Speaking to the Byron News before Linda’s death, Ms Stewart said it was ‘unfortunate’ the process had taken so long and that it had ‘taken in its toll on all of us’.
So what has come out of that claim started all those years ago and the focus of many mediation sessions involving the claimants, the National Native Title Tribunal, the State Government, Byron Council and other stakeholders?
In 2000, the State Government entered into an Indigenous Land Use Agreement (ILUA) with the Arakwal which, after being signed in 2001, led to the establishment of the Arakwal National Park with Cape Byron at its core.
The first such agreement of its kind in Australia, it also provided for Crown land near Cosy Corner to be transferred to the Arakwal Corporation for a cultural centre and tourist facility and there were also employment and co-management opportunities created for the claimants. But most importantly for the Arakwal, it provided for Crown land in Ironbark Avenue near Byron Bay High School to be transferred to the Arakwal Corporation for housing.
The site is where the sisters lived as children in a semi-traditional lifestyle with their parents, Jimmy and Linda Kay.
At the time of lodging the claim in 1994, Lorna Kelly said the family had lived off the land and the ocean between Cape Byron and Seven Mile Beach. The sisters’ grandfather was a well-known Aborigine, Harry Bray, after whom Bray’s Hole at Broken Head was named.
In February 2007, a second ILUA agreement was confirmed which saw two blocks of Crown land at Wategos and the freehold of the Broken Head Caravan Park transferred to the corporation.
As was the case in the initial stages of the Native Title claim, there has been some fear-mongering over the future of the two blocks of Crown land at upmarket Wategos Beach.
Ms Stewart said the corporation had appointed property management advisors to look at the best possible uses for the blocks.
She said the corporation would be looking at the best possible outcome, but no decision had been made.
That will come down the track.
The number one priority for the Arakwal still is to get four houses built at Ironbark Avenue. But there is a problem – no money to do it.

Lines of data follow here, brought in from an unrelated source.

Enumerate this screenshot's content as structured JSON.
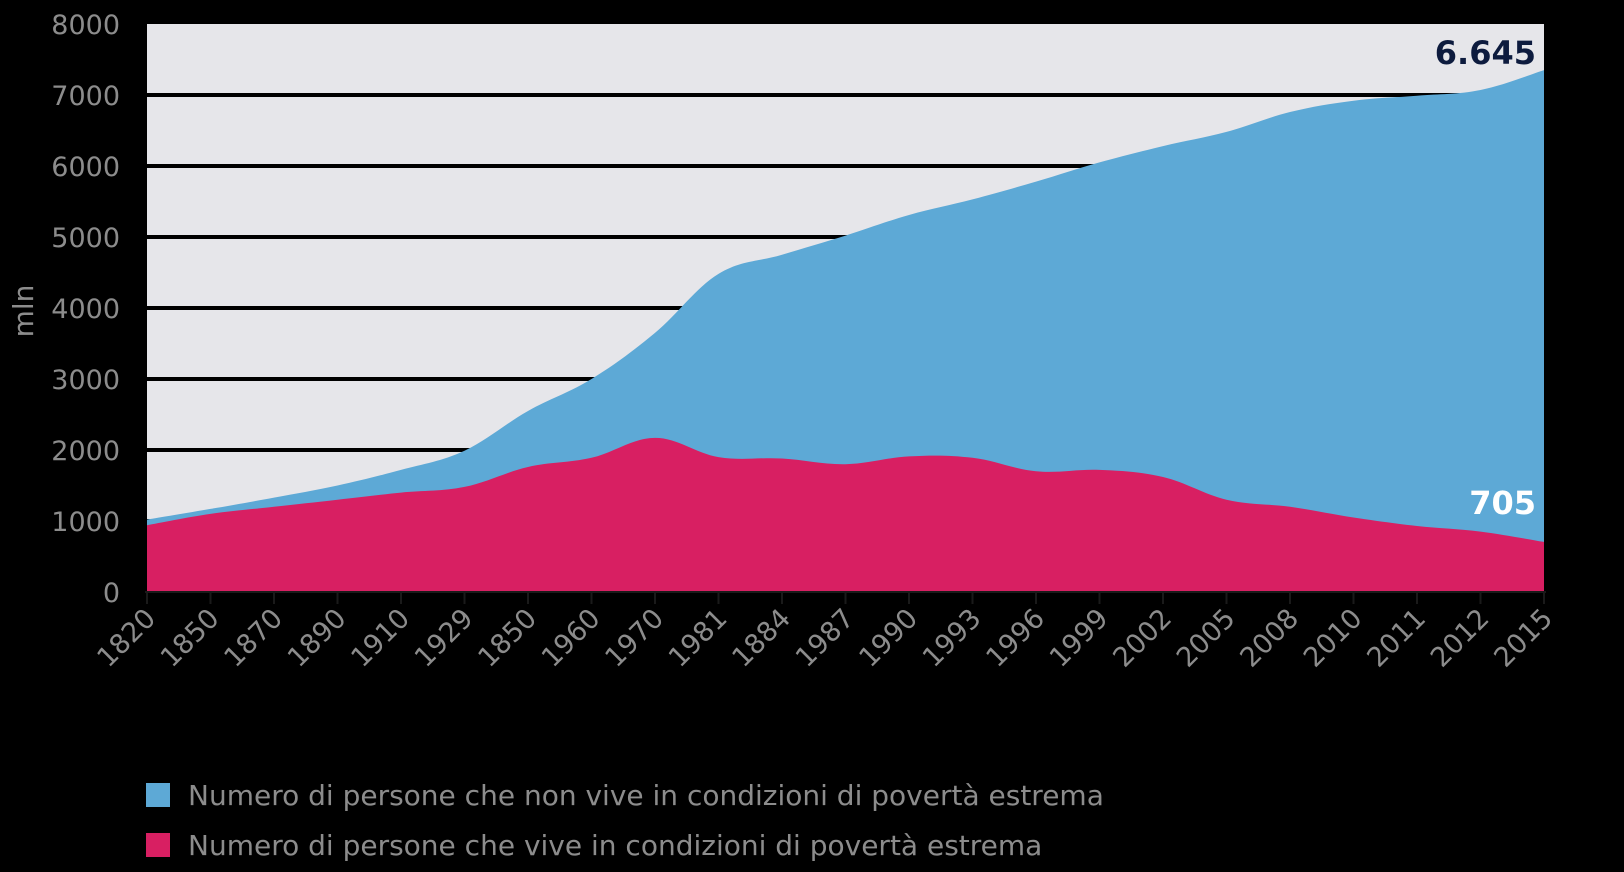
{
  "chart_data": {
    "type": "area",
    "ylabel": "mln",
    "ylim": [
      0,
      8000
    ],
    "yticks": [
      "0",
      "1000",
      "2000",
      "3000",
      "4000",
      "5000",
      "6000",
      "7000",
      "8000"
    ],
    "categories": [
      "1820",
      "1850",
      "1870",
      "1890",
      "1910",
      "1929",
      "1850",
      "1960",
      "1970",
      "1981",
      "1884",
      "1987",
      "1990",
      "1993",
      "1996",
      "1999",
      "2002",
      "2005",
      "2008",
      "2010",
      "2011",
      "2012",
      "2015"
    ],
    "stacked": true,
    "series": [
      {
        "name": "Numero di persone che vive in condizioni di povertà estrema",
        "color": "#d81f62",
        "values": [
          940,
          1100,
          1200,
          1300,
          1400,
          1480,
          1760,
          1890,
          2170,
          1900,
          1880,
          1800,
          1910,
          1890,
          1700,
          1720,
          1620,
          1300,
          1200,
          1050,
          930,
          850,
          705
        ]
      },
      {
        "name": "Numero di persone che non vive in condizioni di povertà estrema",
        "color": "#5da9d6",
        "values": [
          80,
          70,
          130,
          200,
          320,
          510,
          790,
          1110,
          1480,
          2580,
          2870,
          3220,
          3400,
          3640,
          4080,
          4330,
          4660,
          5180,
          5560,
          5870,
          6060,
          6220,
          6645
        ]
      }
    ],
    "annotations": [
      {
        "text": "6.645",
        "series": "Numero di persone che non vive in condizioni di povertà estrema",
        "category": "2015",
        "color": "#0d1b3e"
      },
      {
        "text": "705",
        "series": "Numero di persone che vive in condizioni di povertà estrema",
        "category": "2015",
        "color": "#ffffff"
      }
    ],
    "plot_background": "#e6e6ea",
    "grid": true,
    "grid_color": "#000000",
    "legend_position": "bottom-left"
  }
}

Income from the Broken Head Caravan Park, which was officially handed over to the Arakwal people by the State Government two weeks ago, is being streamed into urgent and much-needed improvements at the park and there is no government funding available for the housing.
“We need to find an income in some way,” said Ms Stewart. “We have earmarked four houses in memory of the sisters who initiated the claim.”
Ms Stewart said the Arakwal people were ‘really glad’ to see the claim come to a conclusion.
“We have worked our hardest to preserve our land,” she said. “We know our land will now be protected. We think we have protected Byron Bay quite well.”